Ammonia electro-oxidation activity is promoted at Pt nanostructured catalysts which combine high surface area values and a high proportion of (1 0 0) surface atoms. The latter is extensively known to be the most active surface arrangement of atoms for NH₃ oxidation. In the present study, Pt(1 0 0) nanostructured thin films were prepared and subsequently modified by surface functionalization with rhodium through pulsed electrodeposition. Rh surface coverage was varied by modifying the number of applied electrodeposition pulses, and was found to modify the voltammetric H_upd features. When Rh surface content was assessed by H_upd deconvolution analyses, it was revealed that Rh nucleation first occurred at (1 0 0) Pt step sites in the form of Rh(1 0 0) sub-monolayers, and subsequently grew further to form Rh multilayer species. For minute amounts of rhodium, NH₃ activity is increased slightly, provided that long range (1 0 0) Pt wide domains were not shortened. The lower onset potential for NH₃ oxidation in the presence of Rh surface atoms, which is shifted negatively by more than 50 mV as compared to Pt, is attributed to the NH₃ oxidative dehydrogenation processes at lower potential values. For similar Rh coverage (around 20%), similar NH₃ activity is obtained at pseudomorphic Rh(1 0 0) adlayers and Rh 3D islands, a finding which emphasizes the non-specific NH₃ activity of Rh(1 0 0) atoms.

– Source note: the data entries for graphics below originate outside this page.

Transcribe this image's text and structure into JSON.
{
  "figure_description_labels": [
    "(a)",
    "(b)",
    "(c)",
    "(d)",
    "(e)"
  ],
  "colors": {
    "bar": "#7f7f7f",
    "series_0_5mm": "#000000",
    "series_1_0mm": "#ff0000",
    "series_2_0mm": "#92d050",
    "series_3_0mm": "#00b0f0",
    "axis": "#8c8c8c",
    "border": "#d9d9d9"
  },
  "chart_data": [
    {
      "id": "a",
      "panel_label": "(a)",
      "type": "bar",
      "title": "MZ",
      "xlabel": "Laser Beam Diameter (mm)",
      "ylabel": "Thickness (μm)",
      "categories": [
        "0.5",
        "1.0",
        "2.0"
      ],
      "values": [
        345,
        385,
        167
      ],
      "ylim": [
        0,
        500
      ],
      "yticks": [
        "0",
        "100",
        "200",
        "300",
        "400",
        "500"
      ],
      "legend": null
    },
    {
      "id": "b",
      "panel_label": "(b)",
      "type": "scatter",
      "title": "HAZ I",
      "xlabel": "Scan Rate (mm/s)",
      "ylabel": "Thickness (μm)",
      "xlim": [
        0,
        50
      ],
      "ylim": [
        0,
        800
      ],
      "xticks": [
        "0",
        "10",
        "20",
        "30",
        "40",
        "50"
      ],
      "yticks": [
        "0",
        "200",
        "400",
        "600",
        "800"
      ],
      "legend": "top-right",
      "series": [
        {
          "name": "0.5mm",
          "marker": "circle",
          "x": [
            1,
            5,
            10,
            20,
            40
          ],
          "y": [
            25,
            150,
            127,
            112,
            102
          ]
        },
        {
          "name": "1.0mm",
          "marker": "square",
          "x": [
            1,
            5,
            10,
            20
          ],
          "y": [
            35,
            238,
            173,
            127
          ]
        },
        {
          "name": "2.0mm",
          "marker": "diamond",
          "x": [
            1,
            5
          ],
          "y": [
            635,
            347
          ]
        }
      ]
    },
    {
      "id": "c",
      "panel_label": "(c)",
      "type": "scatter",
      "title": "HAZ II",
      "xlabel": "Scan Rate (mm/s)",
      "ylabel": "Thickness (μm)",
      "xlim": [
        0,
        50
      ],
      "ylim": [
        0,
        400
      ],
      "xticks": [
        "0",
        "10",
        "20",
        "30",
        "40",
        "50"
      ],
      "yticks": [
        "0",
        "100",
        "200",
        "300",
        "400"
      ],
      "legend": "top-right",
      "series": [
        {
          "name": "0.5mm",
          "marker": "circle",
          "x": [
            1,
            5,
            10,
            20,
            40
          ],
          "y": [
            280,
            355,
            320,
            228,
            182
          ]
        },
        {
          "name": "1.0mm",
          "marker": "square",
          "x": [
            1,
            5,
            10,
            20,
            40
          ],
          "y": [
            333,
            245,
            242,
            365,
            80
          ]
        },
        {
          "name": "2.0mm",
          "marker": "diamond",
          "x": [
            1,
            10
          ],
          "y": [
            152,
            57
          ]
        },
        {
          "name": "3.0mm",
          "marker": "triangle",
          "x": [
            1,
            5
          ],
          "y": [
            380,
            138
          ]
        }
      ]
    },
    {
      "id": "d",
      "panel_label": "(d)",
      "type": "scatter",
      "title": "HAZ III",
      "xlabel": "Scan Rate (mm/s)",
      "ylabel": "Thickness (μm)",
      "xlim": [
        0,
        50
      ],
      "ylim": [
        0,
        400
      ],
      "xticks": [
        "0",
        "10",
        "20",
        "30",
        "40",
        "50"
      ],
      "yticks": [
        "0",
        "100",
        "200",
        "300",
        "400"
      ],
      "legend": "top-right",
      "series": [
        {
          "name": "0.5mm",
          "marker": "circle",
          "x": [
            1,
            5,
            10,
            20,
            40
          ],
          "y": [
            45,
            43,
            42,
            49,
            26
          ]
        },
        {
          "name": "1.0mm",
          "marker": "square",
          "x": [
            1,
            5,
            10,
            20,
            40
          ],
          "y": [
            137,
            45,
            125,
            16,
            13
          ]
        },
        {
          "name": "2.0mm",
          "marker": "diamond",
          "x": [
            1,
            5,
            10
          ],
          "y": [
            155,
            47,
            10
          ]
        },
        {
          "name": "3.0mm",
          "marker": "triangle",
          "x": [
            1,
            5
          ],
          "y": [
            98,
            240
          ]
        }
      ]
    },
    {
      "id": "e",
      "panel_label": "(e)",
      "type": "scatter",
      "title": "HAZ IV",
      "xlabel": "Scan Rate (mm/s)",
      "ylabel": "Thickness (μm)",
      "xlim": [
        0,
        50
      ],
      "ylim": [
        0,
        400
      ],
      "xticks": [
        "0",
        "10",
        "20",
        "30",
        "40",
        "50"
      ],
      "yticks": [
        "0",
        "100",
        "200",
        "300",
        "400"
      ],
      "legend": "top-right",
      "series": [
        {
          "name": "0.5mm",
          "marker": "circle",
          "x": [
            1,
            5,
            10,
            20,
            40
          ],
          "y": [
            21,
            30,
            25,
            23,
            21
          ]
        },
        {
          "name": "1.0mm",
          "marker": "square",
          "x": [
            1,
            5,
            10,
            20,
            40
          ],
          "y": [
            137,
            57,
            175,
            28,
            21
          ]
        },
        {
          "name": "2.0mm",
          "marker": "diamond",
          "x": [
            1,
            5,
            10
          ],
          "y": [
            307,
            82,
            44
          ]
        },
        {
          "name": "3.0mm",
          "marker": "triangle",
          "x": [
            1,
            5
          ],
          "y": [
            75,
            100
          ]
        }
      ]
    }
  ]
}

在结合了高表面积值和高比例的（1 0 0）表面原子的Pt纳米结构催化剂上，氨的电氧化活性得到提高。众所周知，后者是用于NH ₃氧化的最活跃的原子表面排列。在本研究中，制备了Pt（1 0 0）纳米结构薄膜，随后通过脉冲电沉积用铑对表面进行了功能化改性。Rh表面覆盖率通过改变施加的电沉积脉冲的数量而变化，并且发现其改变了伏安法H _upd特征。用R _upd评估Rh表面含量反褶积分析表明，Rh成核首先以Rh（1 0 0）亚单层的形式出现在（1 0 0）Pt台阶部位，然后进一步生长以形成Rh多层物质。对于少量的铑，只要不缩短长距离（1 0 0）Pt宽域，NH ₃活性就会略有增加。在存在Rh表面原子的情况下，NH ₃氧化的起始电位较低，与Pt相比负迁移超过50 mV，这归因于在较低电位值下的NH ₃氧化脱氢过程。对于类似的Rh覆盖率（大约20％），类似的NH ₃活性在拟态Rh（1 0 0）附加层和Rh 3D岛上获得，这一发现强调了Rh（1 0 0）原子的非特异性NH ₃活性。